Pourquoi l’économie et ses alliés politiques ne sont-ils pas capables d’apprendre des erreurs du passé ? Ils sont emprisonnés (et nous emprisonnent) dans une dystopie qui présente le changement « comme sombre et dangereux ». Ce narratif leur confère « une autorité totale (…) sur des citoyens qui ne peuvent plus exercer leur libre arbitre » (https://fr.wikipedia.org/wiki/Dystopie)
Cette incompétence des décideurs et des acteurs de l’économie à se remettre en question, à tirer les leçons du passé est irresponsable et fatale. Nous continuons de conclure des traités et des accords commerciaux dont l’objectif principal est de promouvoir la prospérité de la Suisse. Mais à quel prix ? Déforestation, accaparement des terres, pollution, pauvreté, migrations…
Fort heureusement, des ONG, des chercheurs et chercheuses et la société civile mettent le monde économique et politique sous pression en exigeant que notre politique extérieure soit plus transparente et démocratique, qu’elle n’impose plus à ses partenaires des conditions que l’on n’exige pas en Suisse (cf. doubles standards dans les Accords de libre-échange), qu’elle respecte les droits humains l’environnement, le climat…
En effet, nous pourrions, en Suisse, facilement adapter notre politique commerciale afin de la rendre cohérente avec le droit international, la Convention européenne des droits de l’Homme, les objectifs de développement durables, la Déclaration des Nations Unies sur les droits des paysan.nes et des autres personnes travaillant dans les zones rurales.

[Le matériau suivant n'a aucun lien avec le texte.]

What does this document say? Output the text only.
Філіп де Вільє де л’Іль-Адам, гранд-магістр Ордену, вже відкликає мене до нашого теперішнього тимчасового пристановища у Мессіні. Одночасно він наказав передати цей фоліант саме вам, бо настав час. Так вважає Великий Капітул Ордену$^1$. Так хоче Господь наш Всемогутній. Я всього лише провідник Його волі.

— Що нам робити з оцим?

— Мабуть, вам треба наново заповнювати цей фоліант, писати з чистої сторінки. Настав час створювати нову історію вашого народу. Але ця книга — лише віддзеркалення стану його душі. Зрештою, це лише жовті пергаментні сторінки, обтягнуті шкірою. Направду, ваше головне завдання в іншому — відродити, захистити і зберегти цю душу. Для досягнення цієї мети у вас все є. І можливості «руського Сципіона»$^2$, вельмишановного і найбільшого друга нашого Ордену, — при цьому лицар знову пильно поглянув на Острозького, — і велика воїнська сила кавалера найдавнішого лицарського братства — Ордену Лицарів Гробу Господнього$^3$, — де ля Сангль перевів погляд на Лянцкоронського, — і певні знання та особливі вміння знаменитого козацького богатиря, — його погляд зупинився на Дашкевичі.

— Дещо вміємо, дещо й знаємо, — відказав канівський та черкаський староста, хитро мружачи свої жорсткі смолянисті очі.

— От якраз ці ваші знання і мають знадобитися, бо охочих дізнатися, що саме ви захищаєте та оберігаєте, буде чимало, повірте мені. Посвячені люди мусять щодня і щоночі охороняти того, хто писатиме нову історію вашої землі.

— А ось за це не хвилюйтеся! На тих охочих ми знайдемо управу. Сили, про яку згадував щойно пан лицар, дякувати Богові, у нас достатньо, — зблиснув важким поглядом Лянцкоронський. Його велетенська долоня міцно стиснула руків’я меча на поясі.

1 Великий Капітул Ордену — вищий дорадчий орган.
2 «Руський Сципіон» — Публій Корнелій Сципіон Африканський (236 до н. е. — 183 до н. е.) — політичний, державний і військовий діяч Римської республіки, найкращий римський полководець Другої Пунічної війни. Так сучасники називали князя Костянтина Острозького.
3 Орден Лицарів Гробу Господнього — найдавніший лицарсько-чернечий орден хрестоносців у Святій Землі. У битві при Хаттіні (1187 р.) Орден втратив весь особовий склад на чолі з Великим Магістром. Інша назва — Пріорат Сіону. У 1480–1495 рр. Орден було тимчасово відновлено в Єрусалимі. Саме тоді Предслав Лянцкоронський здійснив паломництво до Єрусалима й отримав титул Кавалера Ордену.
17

En ce qui concerne la politique intérieure, les forces en présence jouent aussi sur la peur et invoquent de prétendus effets néfastes pour tout changement proposé. En 2018, l’initiative pour la souveraineté alimentaire a été dénigrée et combattue par l’USP, l’industrie alimentaire et la grande distribution car elle provoquerait « une augmentation des prix des denrées, la réduction du choix des consommateurs ou encore la fermeture du marché ». (Voir : Opposants Souveraineté alimentaire et Fair Food).
Les initiatives de ces dernières années sur les sujets agricoles et alimentaires ont toutefois permis d’amener la discussion auprès du grand public et de faire bouger un peu le curseur. Nous ne devons pas baisser les bras. Des projets très intéressants existent en Suisse et dans le monde. Il faut en parler et développer, à partir de ces expériences, un narratif porteur, afin de mobiliser les mangeurs, mobiliser les acteurs et décideurs locaux pour changer le système alimentaire aux niveaux communal et cantonal et créer des filières alimentaires courtes « hors du marché ».